Post-secondary broadcasting programs offer courses, such as voice and diction, to help students improve their vocal qualities. In addition, these programs prepare students to work with the computer equipment and software that they would use in the radio and television studios. Public address system and other types of announcers typically need short-term on-the-job training upon being hired. This training allows these announcers to become familiar with the equipment they will be using during sporting and entertainment events. For sports public address announcers, training may also go over basic rules and information for the sports they are covering.
Because smaller market stations have a smaller number of staff, advancement within the same radio or television station is unlikely.

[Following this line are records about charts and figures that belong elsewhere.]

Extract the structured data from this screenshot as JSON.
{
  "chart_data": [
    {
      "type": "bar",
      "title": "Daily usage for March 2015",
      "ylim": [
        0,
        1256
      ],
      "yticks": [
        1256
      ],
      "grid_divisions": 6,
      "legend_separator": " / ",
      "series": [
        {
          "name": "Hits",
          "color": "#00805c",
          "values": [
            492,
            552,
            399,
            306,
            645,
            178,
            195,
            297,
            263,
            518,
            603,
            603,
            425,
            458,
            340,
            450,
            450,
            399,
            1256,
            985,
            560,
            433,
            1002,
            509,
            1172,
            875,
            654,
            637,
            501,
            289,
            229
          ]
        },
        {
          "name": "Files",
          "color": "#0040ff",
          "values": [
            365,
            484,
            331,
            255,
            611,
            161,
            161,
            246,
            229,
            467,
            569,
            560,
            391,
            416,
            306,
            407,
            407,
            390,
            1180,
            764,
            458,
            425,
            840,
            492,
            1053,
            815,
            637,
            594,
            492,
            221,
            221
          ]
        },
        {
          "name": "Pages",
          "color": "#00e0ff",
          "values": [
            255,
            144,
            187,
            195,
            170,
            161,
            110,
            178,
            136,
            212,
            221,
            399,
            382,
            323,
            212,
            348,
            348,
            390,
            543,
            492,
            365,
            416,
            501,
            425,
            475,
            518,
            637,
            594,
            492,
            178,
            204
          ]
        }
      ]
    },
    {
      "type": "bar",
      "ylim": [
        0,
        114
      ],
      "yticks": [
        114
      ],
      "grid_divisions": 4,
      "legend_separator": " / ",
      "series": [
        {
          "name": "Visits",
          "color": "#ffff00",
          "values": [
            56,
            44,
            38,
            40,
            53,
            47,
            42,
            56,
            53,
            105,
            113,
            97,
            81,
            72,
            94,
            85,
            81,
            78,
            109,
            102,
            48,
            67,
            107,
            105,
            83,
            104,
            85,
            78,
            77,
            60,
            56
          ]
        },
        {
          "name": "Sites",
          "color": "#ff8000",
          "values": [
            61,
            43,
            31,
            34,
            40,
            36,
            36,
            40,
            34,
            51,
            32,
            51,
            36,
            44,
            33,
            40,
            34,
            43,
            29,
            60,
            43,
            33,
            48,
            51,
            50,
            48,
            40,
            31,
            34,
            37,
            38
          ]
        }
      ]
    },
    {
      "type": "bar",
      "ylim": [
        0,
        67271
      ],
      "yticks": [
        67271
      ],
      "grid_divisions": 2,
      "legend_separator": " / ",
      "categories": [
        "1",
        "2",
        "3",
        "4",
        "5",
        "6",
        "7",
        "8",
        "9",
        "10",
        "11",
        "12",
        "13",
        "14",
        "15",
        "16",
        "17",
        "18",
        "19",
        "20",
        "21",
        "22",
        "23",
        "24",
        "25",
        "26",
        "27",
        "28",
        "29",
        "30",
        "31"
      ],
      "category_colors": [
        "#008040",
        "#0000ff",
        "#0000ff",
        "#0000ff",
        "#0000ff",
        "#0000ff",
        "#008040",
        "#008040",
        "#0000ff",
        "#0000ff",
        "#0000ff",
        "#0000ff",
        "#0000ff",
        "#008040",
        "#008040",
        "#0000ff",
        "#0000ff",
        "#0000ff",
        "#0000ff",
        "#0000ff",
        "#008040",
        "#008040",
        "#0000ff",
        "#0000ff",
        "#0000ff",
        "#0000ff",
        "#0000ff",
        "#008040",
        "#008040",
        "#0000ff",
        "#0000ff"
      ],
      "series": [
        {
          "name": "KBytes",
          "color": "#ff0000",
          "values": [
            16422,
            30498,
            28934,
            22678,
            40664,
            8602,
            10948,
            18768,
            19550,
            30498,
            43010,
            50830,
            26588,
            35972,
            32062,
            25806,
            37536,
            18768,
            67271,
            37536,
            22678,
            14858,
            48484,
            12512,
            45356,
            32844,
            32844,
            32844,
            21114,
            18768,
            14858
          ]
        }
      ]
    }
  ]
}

Rather, many radio and television announcers advance by relocating to a station in a larger market.
Nevertheless, announcers typically require a few years in a smaller market to work out the “kinks” of their on-air personalities. They learn to sound more comfortable and credible as an on-air talent and become more conversational with audiences and guests. Announcers must have a pleasant and well-controlled voice, good timing, and excellent pronunciation. Announcers also often need strong writing skills because they may write their own material.

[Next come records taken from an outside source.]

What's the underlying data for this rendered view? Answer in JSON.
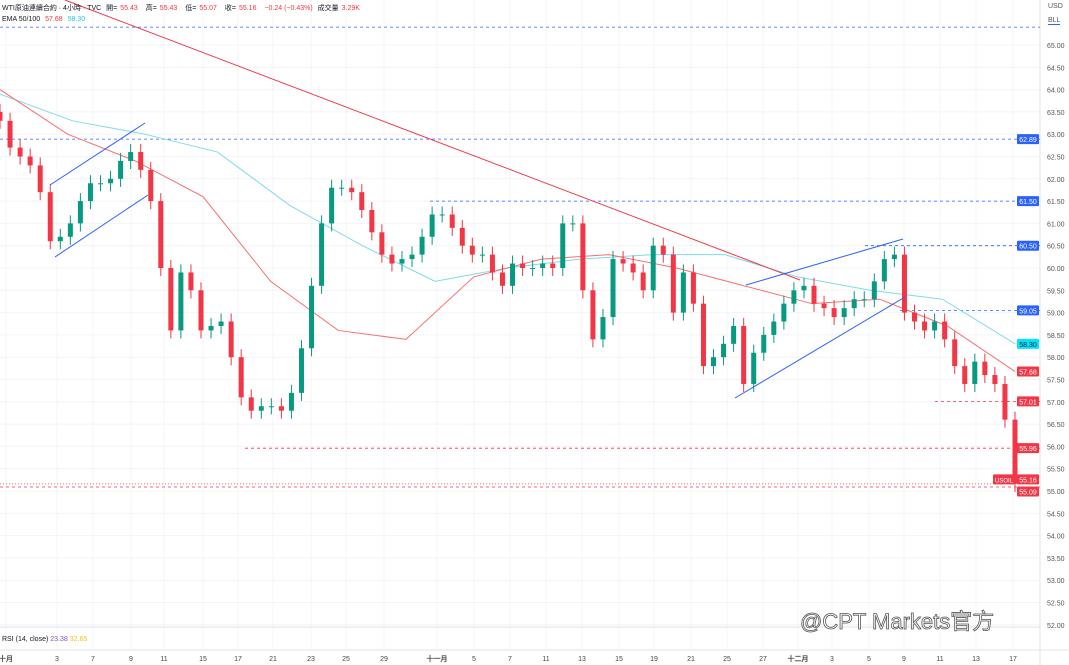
{
  "legend": {
    "symbol": "WTI原油連續合約 · 4小時 · TVC",
    "open_label": "開=",
    "open": "55.43",
    "high_label": "高=",
    "high": "55.43",
    "low_label": "低=",
    "low": "55.07",
    "close_label": "收=",
    "close": "55.16",
    "change": "−0.24 (−0.43%)",
    "volume_label": "成交量",
    "volume": "3.29K",
    "ema_label": "EMA 50/100",
    "ema50": "57.68",
    "ema100": "58.30"
  },
  "rsi": {
    "label": "RSI (14, close)",
    "value1": "23.38",
    "value2": "32.65"
  },
  "axis_unit": {
    "currency": "USD",
    "unit": "BLL"
  },
  "watermark": "@CPT Markets官方",
  "colors": {
    "up": "#089981",
    "down": "#f23645",
    "ema50": "#f7706f",
    "ema100": "#7fdbe8",
    "trend_red": "#f23645",
    "trend_blue": "#2962ff"
  },
  "chart_data": {
    "type": "candlestick",
    "title": "",
    "ylim": [
      51.8,
      65.6
    ],
    "grid": true,
    "y_ticks": [
      "65.00",
      "64.50",
      "64.00",
      "63.50",
      "63.00",
      "62.50",
      "62.00",
      "61.50",
      "61.00",
      "60.50",
      "60.00",
      "59.50",
      "59.00",
      "58.50",
      "58.00",
      "57.50",
      "57.00",
      "56.50",
      "56.00",
      "55.50",
      "55.00",
      "54.50",
      "54.00",
      "53.50",
      "53.00",
      "52.50",
      "52.00"
    ],
    "x_ticks": [
      "十月",
      "3",
      "7",
      "9",
      "11",
      "15",
      "17",
      "21",
      "23",
      "25",
      "29",
      "十一月",
      "5",
      "7",
      "11",
      "13",
      "15",
      "19",
      "21",
      "25",
      "27",
      "十二月",
      "3",
      "5",
      "9",
      "11",
      "13",
      "17"
    ],
    "close": [
      63.3,
      62.7,
      62.5,
      62.3,
      61.7,
      60.6,
      60.7,
      61.0,
      61.5,
      61.9,
      61.9,
      62.0,
      62.4,
      62.6,
      62.2,
      61.5,
      60.0,
      58.6,
      59.9,
      59.5,
      58.6,
      58.7,
      58.8,
      58.0,
      57.1,
      56.8,
      56.9,
      56.9,
      56.8,
      57.2,
      58.2,
      59.6,
      61.0,
      61.8,
      61.8,
      61.7,
      61.3,
      60.8,
      60.3,
      60.1,
      60.2,
      60.3,
      60.7,
      61.2,
      61.2,
      60.9,
      60.5,
      60.3,
      60.3,
      59.9,
      59.6,
      60.1,
      60.0,
      60.0,
      60.1,
      60.0,
      61.0,
      61.0,
      59.5,
      58.4,
      58.9,
      60.2,
      60.1,
      59.9,
      59.5,
      60.5,
      60.3,
      59.0,
      59.9,
      59.2,
      57.8,
      58.0,
      58.3,
      58.7,
      57.4,
      58.1,
      58.5,
      58.8,
      59.2,
      59.5,
      59.6,
      59.2,
      59.1,
      58.9,
      59.1,
      59.3,
      59.3,
      59.7,
      60.2,
      60.3,
      59.0,
      58.8,
      58.6,
      58.8,
      58.4,
      57.8,
      57.4,
      57.9,
      57.6,
      57.4,
      56.6,
      55.16
    ],
    "ema50": [
      64.0,
      63.0,
      62.4,
      61.6,
      59.7,
      58.6,
      58.4,
      59.8,
      60.2,
      60.3,
      60.0,
      59.6,
      59.2,
      59.3,
      58.7,
      57.68
    ],
    "ema100": [
      63.9,
      63.3,
      63.0,
      62.6,
      61.4,
      60.5,
      59.7,
      60.0,
      60.2,
      60.3,
      60.3,
      59.8,
      59.5,
      59.3,
      58.3
    ],
    "levels": [
      {
        "price": 65.4,
        "label": "",
        "color": "#2962ff"
      },
      {
        "price": 62.89,
        "label": "62.89",
        "color": "#2962ff"
      },
      {
        "price": 61.5,
        "label": "61.50",
        "color": "#2962ff"
      },
      {
        "price": 60.5,
        "label": "60.50",
        "color": "#2962ff"
      },
      {
        "price": 59.05,
        "label": "59.05",
        "color": "#2962ff"
      },
      {
        "price": 57.01,
        "label": "57.01",
        "color": "#f23645"
      },
      {
        "price": 55.96,
        "label": "55.96",
        "color": "#f23645"
      },
      {
        "price": 55.09,
        "label": "55.09",
        "color": "#f23645"
      }
    ],
    "price_tags": [
      {
        "label": "58.30",
        "price": 58.3,
        "color": "#00e5ff",
        "text": "#131722"
      },
      {
        "label": "57.68",
        "price": 57.68,
        "color": "#f23645",
        "text": "#ffffff"
      },
      {
        "label": "55.16",
        "price": 55.16,
        "color": "#f23645",
        "text": "#ffffff"
      }
    ],
    "symbol_tag": "USOIL"
  }
}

When making hiring decisions, large market stations generally rely on announcers’ personalities. Radio and television announcers need to have proven that they can attract, engage, and keep a sizeable audience. Therefore, ratings for an announcer’s show in the smaller market are important in increasing advancement opportunities.
Larger stations may rely on radio and television announcers to do other tasks that the station needs. Therefore, an applicant needs to have demonstrated versatility and flexibility in the smaller market in duties such as creating and updating a social media presence on social networking sites, making promotional appearances on behalf of the station, or even selling commercial time to advertisers. Announcers, especially those seeking radio careers, should have good computer skills and be able to use computers, editing equipment, and other broadcast-related devices. Radio and television announcers may interview guests and answer phone calls on air. Entry into this occupation is very competitive, and many auditions may be needed for an opportunity to work on the air.

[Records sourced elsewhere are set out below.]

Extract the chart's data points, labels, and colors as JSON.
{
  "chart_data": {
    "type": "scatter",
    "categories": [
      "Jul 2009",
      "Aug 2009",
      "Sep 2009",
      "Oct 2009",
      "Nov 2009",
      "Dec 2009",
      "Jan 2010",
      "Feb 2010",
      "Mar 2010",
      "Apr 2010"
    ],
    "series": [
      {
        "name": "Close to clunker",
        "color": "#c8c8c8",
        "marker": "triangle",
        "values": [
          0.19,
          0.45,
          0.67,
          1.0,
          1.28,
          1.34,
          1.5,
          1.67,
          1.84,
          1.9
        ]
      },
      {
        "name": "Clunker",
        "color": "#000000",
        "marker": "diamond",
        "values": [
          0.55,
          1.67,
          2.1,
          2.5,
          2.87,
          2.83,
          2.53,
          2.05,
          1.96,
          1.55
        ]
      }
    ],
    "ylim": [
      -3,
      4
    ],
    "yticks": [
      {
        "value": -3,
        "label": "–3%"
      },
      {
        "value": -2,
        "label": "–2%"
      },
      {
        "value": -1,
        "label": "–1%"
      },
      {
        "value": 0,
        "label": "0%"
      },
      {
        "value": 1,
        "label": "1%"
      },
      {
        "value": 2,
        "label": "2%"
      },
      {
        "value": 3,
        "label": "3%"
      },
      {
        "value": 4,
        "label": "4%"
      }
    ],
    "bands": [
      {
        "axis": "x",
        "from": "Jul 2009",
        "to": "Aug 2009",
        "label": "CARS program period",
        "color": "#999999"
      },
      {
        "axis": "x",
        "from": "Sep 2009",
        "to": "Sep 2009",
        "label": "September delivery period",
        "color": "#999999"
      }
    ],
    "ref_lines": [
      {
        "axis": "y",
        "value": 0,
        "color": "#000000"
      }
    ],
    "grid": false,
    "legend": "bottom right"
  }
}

The tight schedules that announcers work on can be stressful. Although most announcers work full time, many work only part time. Many radio and television stations are on-air 24 hours a day. Some announcers present early-morning shows when most people are getting ready for work or commuting. Others do late-night programs. The shifts, however, are not as varied as in the past. Technology has allowed stations to eliminate most of the overnight hours, because shows that air during the night can now be recorded earlier in the day. Some self-employed announcers record their shows at home and sell them to networks and stations, advertising agencies, or other independent producers.
The median annual wage of radio and television announcers was $26,850 in May 2010 The lowest 10% earned less than $16,590, and the top 10% earned more than $72,500. The median annual wage of public address system and other announcers was $27,910 in May 2010. The lowest 10% earned less than $16,940, and the top 10% earned more than $70,120. In general, announcers who work in larger markets earn more than those working in smaller markets.